Sign up on the Revelation Software website to have access to the most current content, and to be able to ask questions and get answers from the Revelation community

At 12 MAR 2003 09:33:25AM Glenn C Harris wrote:

Trying to read data from a Dbase to an AREV file, the KEY to the records is 20 characters in length, each record is approx 220 bytes.

We read the record from the dbase file and then write a record to the arev file. After 3120 records are written the arev file breaks with the message of:

Fatal error writing 10000000000000000001 in file XYZ. The total length of all the key ids in the group exceeds the maximum variable length.

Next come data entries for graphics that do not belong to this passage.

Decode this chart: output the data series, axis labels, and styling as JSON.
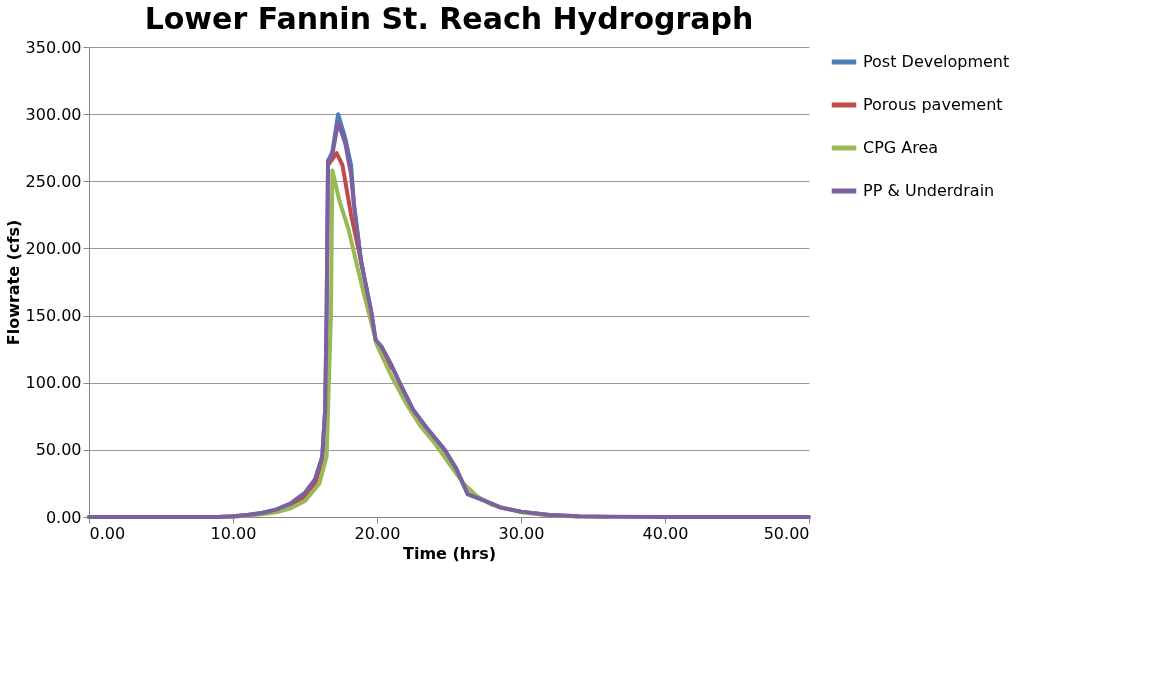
{
  "chart_data": {
    "type": "line",
    "title": "Lower Fannin St. Reach Hydrograph",
    "xlabel": "Time (hrs)",
    "ylabel": "Flowrate (cfs)",
    "xlim": [
      0,
      50
    ],
    "xticks": [
      {
        "value": 0,
        "label": "0.00"
      },
      {
        "value": 10,
        "label": "10.00"
      },
      {
        "value": 20,
        "label": "20.00"
      },
      {
        "value": 30,
        "label": "30.00"
      },
      {
        "value": 40,
        "label": "40.00"
      },
      {
        "value": 50,
        "label": "50.00"
      }
    ],
    "ylim": [
      0,
      350
    ],
    "yticks": [
      {
        "value": 0,
        "label": "0.00"
      },
      {
        "value": 50,
        "label": "50.00"
      },
      {
        "value": 100,
        "label": "100.00"
      },
      {
        "value": 150,
        "label": "150.00"
      },
      {
        "value": 200,
        "label": "200.00"
      },
      {
        "value": 250,
        "label": "250.00"
      },
      {
        "value": 300,
        "label": "300.00"
      },
      {
        "value": 350,
        "label": "350.00"
      }
    ],
    "grid": "y",
    "legend": "right",
    "marker": "none",
    "line_style": "solid",
    "series": [
      {
        "name": "Post Development",
        "color": "#4a7ebb",
        "x": [
          0,
          9,
          10,
          11,
          12,
          13,
          14,
          15,
          15.7,
          16.2,
          16.4,
          16.5,
          16.6,
          16.9,
          17.3,
          17.8,
          18.2,
          18.4,
          18.9,
          19.6,
          19.9,
          20.3,
          21,
          21.7,
          22.5,
          23.4,
          24.7,
          25.5,
          26.3,
          27.5,
          28.6,
          30,
          32,
          34
        ],
        "values": [
          0,
          0,
          0.5,
          1.5,
          3,
          5.5,
          10,
          18,
          28,
          45,
          80,
          150,
          265,
          272,
          300,
          282,
          262,
          233,
          190,
          153,
          132,
          127,
          113,
          97,
          80,
          67,
          50,
          36,
          17,
          12,
          7,
          4,
          1.5,
          0.5
        ]
      },
      {
        "name": "Porous pavement",
        "color": "#be4b48",
        "x": [
          10,
          11,
          12,
          13,
          14,
          15,
          15.7,
          16.2,
          16.4,
          16.5,
          16.6,
          17.2,
          17.6,
          18.2,
          19,
          19.9,
          20.3,
          21
        ],
        "values": [
          0.4,
          1.2,
          null,
          null,
          8.5,
          15,
          25,
          42,
          null,
          null,
          262,
          271,
          262,
          225,
          185,
          null,
          125,
          111
        ]
      },
      {
        "name": "CPG Area",
        "color": "#98b954",
        "x": [
          0,
          9,
          10,
          11,
          12,
          13,
          14,
          15,
          16,
          16.5,
          16.8,
          16.9,
          17.4,
          18,
          19,
          20,
          21,
          22,
          23,
          24,
          25,
          26,
          27,
          28,
          30,
          32,
          34,
          36
        ],
        "values": [
          0,
          0,
          0.3,
          1,
          2,
          3.5,
          6.5,
          12,
          25,
          45,
          150,
          258,
          235,
          215,
          170,
          128,
          105,
          85,
          68,
          55,
          40,
          25,
          15,
          9,
          3.5,
          1.2,
          0.4,
          0.1
        ]
      },
      {
        "name": "PP & Underdrain",
        "color": "#7d60a0",
        "x": [
          0,
          9,
          10,
          11,
          12,
          13,
          14,
          15,
          15.7,
          16.2,
          16.4,
          16.5,
          16.6,
          16.9,
          17.3,
          17.8,
          18.2,
          18.4,
          18.9,
          19.6,
          19.9,
          20.3,
          21,
          21.7,
          22.5,
          23.4,
          24.7,
          25.5,
          26.3,
          27.5,
          28.6,
          30,
          32,
          34,
          36,
          40,
          50
        ],
        "values": [
          0,
          0,
          0.5,
          1.5,
          3,
          5.5,
          10,
          18,
          28,
          45,
          80,
          150,
          265,
          270,
          294,
          278,
          255,
          232,
          190,
          153,
          132,
          127,
          113,
          97,
          80,
          67,
          50,
          36,
          17,
          12,
          7,
          4,
          1.5,
          0.5,
          0.2,
          0,
          0
        ]
      }
    ]
  }
}
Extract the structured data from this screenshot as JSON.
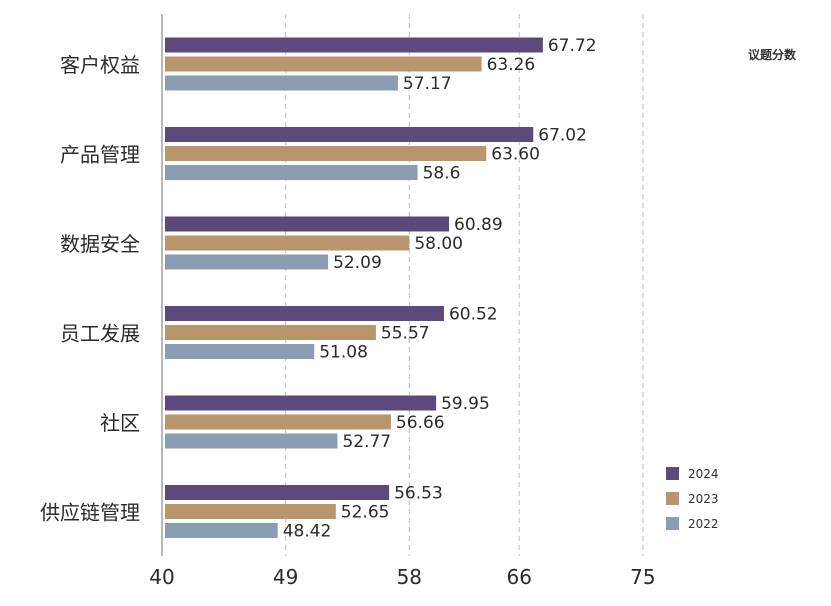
{
  "chart_data": {
    "type": "bar",
    "orientation": "horizontal",
    "title": "",
    "measure_label": "议题分数",
    "xlabel": "",
    "ylabel": "",
    "xlim": [
      40,
      75
    ],
    "xticks": [
      40,
      49,
      58,
      66,
      75
    ],
    "grid": true,
    "legend_position": "bottom-right",
    "categories": [
      "客户权益",
      "产品管理",
      "数据安全",
      "员工发展",
      "社区",
      "供应链管理"
    ],
    "series": [
      {
        "name": "2024",
        "color": "#5c4a7d",
        "values": [
          67.72,
          67.02,
          60.89,
          60.52,
          59.95,
          56.53
        ],
        "labels": [
          "67.72",
          "67.02",
          "60.89",
          "60.52",
          "59.95",
          "56.53"
        ]
      },
      {
        "name": "2023",
        "color": "#b8956a",
        "values": [
          63.26,
          63.6,
          58.0,
          55.57,
          56.66,
          52.65
        ],
        "labels": [
          "63.26",
          "63.60",
          "58.00",
          "55.57",
          "56.66",
          "52.65"
        ]
      },
      {
        "name": "2022",
        "color": "#8b9db2",
        "values": [
          57.17,
          58.6,
          52.09,
          51.08,
          52.77,
          48.42
        ],
        "labels": [
          "57.17",
          "58.6",
          "52.09",
          "51.08",
          "52.77",
          "48.42"
        ]
      }
    ]
  }
}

Doing a Dump shows a Group Modulo of 2, Framesize=1024, Size lock=0

All records are in group 1, if we change the threshold and then compress the file, records are placed in many groups. At this point we can write as many records to the file as we want… it appears to be fixed.

If however, we clear the arev file and attempt the process again, we get the same error. Clearing the file appears to put the file back into the condition that causes all records to be written to the same group.


At 12 MAR 2003 11:37AM Hippo wrote:

I've reported bug in wrong recomputation of ALPHA value during SELECT ALL (READNEXTING LOOP) (AREV 3.12) … Cutting of FMC pointer in /FF/ by TCL SELECT ALL "program". This is simillar topic (automatic resizing problems with Alpha and Treshold), but seems to be different.

Can you trace your program and check ALPHA and main MODULO changes during the insert process?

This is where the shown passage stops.